Title

How Do First-Year Engineering Students Experience Ambiguity in Engineering Design Problems: The Development of a Self-Report Instrument

Document Type

Conference Proceeding

Publication Date

6-26-2016

Abstract

Design is widely recognized as a keystone of engineering practice. Within the context of engineering education, design has been categorized as a type of ill-structured problem solving that is crucial for engineering students to engage with. Improving undergraduate engineering education requires a better understanding of the ways in which students experience ill-structured problems in the form of engineering design.
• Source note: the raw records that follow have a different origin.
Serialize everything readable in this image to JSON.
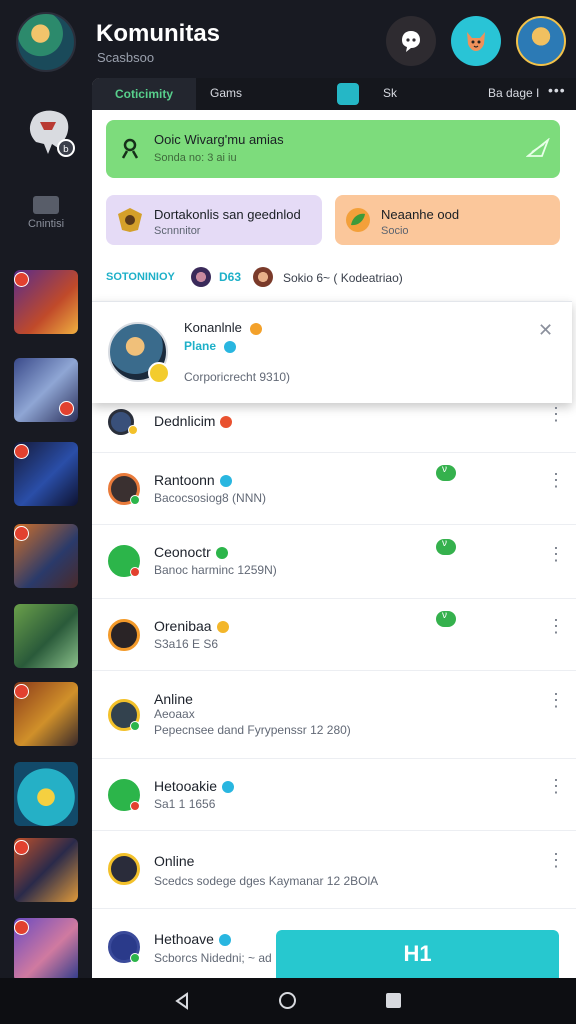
{
  "header": {
    "title": "Komunitas",
    "subtitle": "Scasbsoo"
  },
  "rail": {
    "label": "Cnintisi"
  },
  "tabs": {
    "active_label": "Coticimity",
    "game_label": "Gams",
    "sk_label": "Sk",
    "badge_label": "Ba dage I"
  },
  "banners": {
    "green_title": "Ooic Wivarg'mu amias",
    "green_sub": "Sonda no: 3 ai iu",
    "purple_title": "Dortakonlis san geednlod",
    "purple_sub": "Scnnnitor",
    "orange_title": "Neaanhe ood",
    "orange_sub": "Socio"
  },
  "section": {
    "label": "SOTONINIOY",
    "count": "D63",
    "info": "Sokio 6~ ( Kodeatriao)"
  },
  "popup": {
    "name": "Konanlnle",
    "role": "Plane",
    "detail": "Corporicrecht 9310)"
  },
  "rows": [
    {
      "name": "Dednlicim",
      "detail": ""
    },
    {
      "name": "Rantoonn",
      "detail": "Bacocsosiog8 (NNN)"
    },
    {
      "name": "Ceonoctr",
      "detail": "Banoc harminc 1259N)"
    },
    {
      "name": "Orenibaa",
      "detail": "S3a16 E S6"
    },
    {
      "name": "Anline",
      "detail": "Aeoaax",
      "detail2": "Pepecnsee dand Fyrypenssr 12 280)"
    },
    {
      "name": "Hetooakie",
      "detail": "Sa1 1 1656"
    },
    {
      "name": "Online",
      "detail": "Scedcs sodege dges Kaymanar 12 2BOlA"
    },
    {
      "name": "Hethoave",
      "detail": "Scborcs Nidedni; ~ ad"
    }
  ],
  "pills": {
    "label": "ν"
  },
  "fab": {
    "label": "H1"
  },
  "icons": {
    "notifications": "ghost-bubble-icon",
    "pet": "fox-mascot-icon",
    "profile": "profile-avatar-icon"
  },
  "colors": {
    "accent": "#27c8cf",
    "active_tab": "#58d08c",
    "section_label": "#1eb0c8"
  }
}
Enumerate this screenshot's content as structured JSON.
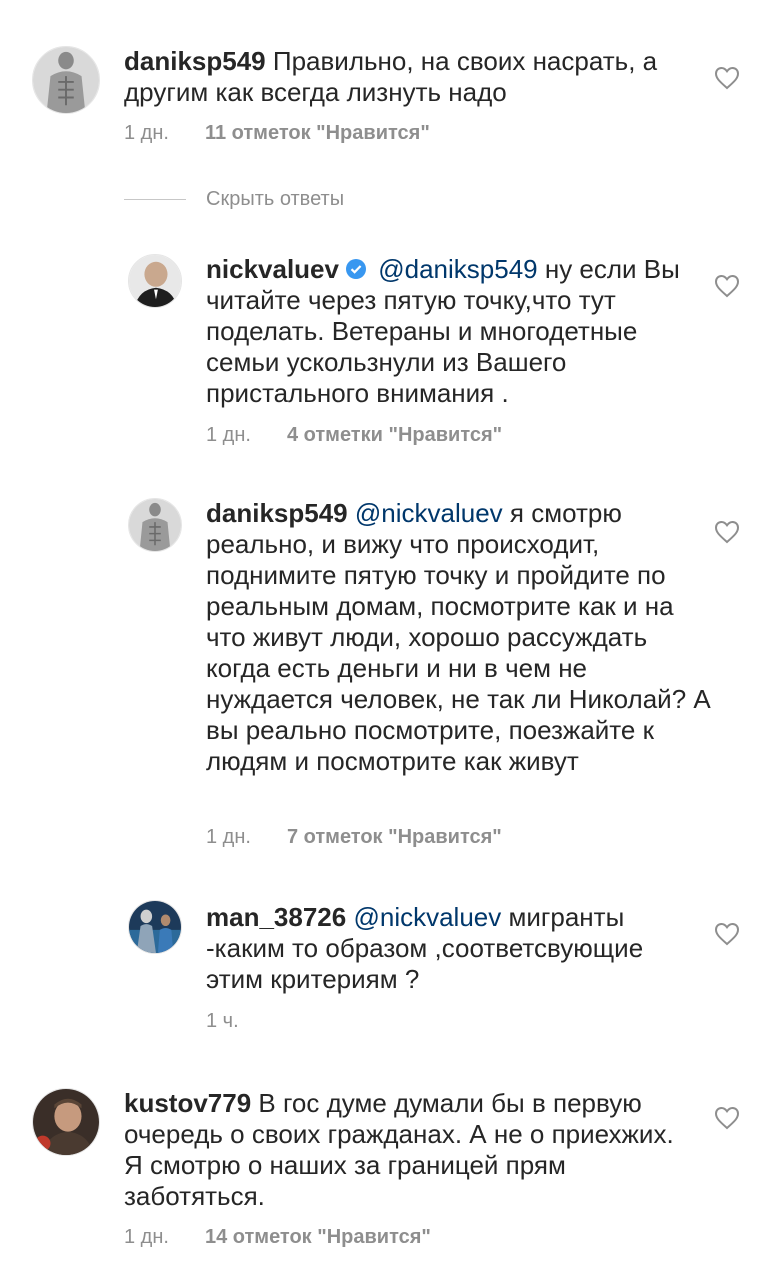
{
  "comments": [
    {
      "username": "daniksp549",
      "mention": "",
      "text": "Правильно, на своих насрать, а другим как всегда лизнуть надо",
      "time": "1 дн.",
      "likes": "11 отметок \"Нравится\""
    },
    {
      "username": "nickvaluev",
      "verified": true,
      "mention": "@daniksp549",
      "text": "ну если Вы читайте через пятую точку,что тут поделать. Ветераны и многодетные семьи ускользнули из Вашего пристального внимания .",
      "time": "1 дн.",
      "likes": "4 отметки \"Нравится\""
    },
    {
      "username": "daniksp549",
      "mention": "@nickvaluev",
      "text": "я смотрю реально, и вижу что происходит, поднимите пятую точку и пройдите по реальным домам, посмотрите как и на что живут люди, хорошо рассуждать когда есть деньги и ни в чем не нуждается человек, не так ли Николай? А вы реально посмотрите, поезжайте к людям и посмотрите как живут",
      "time": "1 дн.",
      "likes": "7 отметок \"Нравится\""
    },
    {
      "username": "man_38726",
      "mention": "@nickvaluev",
      "text": "мигранты -каким то образом ,соответсвующие этим критериям ?",
      "time": "1 ч.",
      "likes": ""
    },
    {
      "username": "kustov779",
      "mention": "",
      "text": "В гос думе думали бы в первую очередь о своих гражданах. А не о приехжих. Я смотрю о наших за границей прям заботяться.",
      "time": "1 дн.",
      "likes": "14 отметок \"Нравится\""
    }
  ],
  "hide_replies_label": "Скрыть ответы",
  "colors": {
    "text": "#262626",
    "muted": "#8e8e8e",
    "mention": "#00376b",
    "verified": "#3897f0"
  },
  "icons": [
    "heart-outline-icon",
    "verified-badge-icon"
  ]
}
With special attention to the experiences of first-year engineering students, prior exploratory work identified two critical thresholds that distinguished students’ ways of experiencing design as less or more comprehensive: accepting ambiguity and recognizing the value of multiple perspectives.

The goal of current (work-in-progress) research is to develop and pilot a self-report instrument to assess students’ relation to these two thresholds at the completion of an ill-structured design project within the context of undergraduate engineering education. The specific research questions addressed in this study are 1) if the piloted self-report instrument can be used to identify discrete constructs, and 2) how these constructs align with prior qualitative research findings.

The objective of this study was addressed using a quantitative exploratory research design. Items for the self-report Likert-scaled instrument were designed to distinguish student experience that either accept or reject the presence of ambiguity and the value of multiple perspectives. The instrument was disseminated to a total of 214 first-year engineering students. Exploratory factor analysis was used to identify the constructs that emerge from the self-report data, and these constructs were checked for alignment with the previously identified thresholds.

The results of this investigation will be used to help advance progress towards an easily administered instrument able to assist engineering educators with the identification of students in need of intervention or explicit instruction related to critical aspects of learning engineering design. The instrument could also be used to track student growth over time, and, with further development, to provide evidence for ABET student outcomes.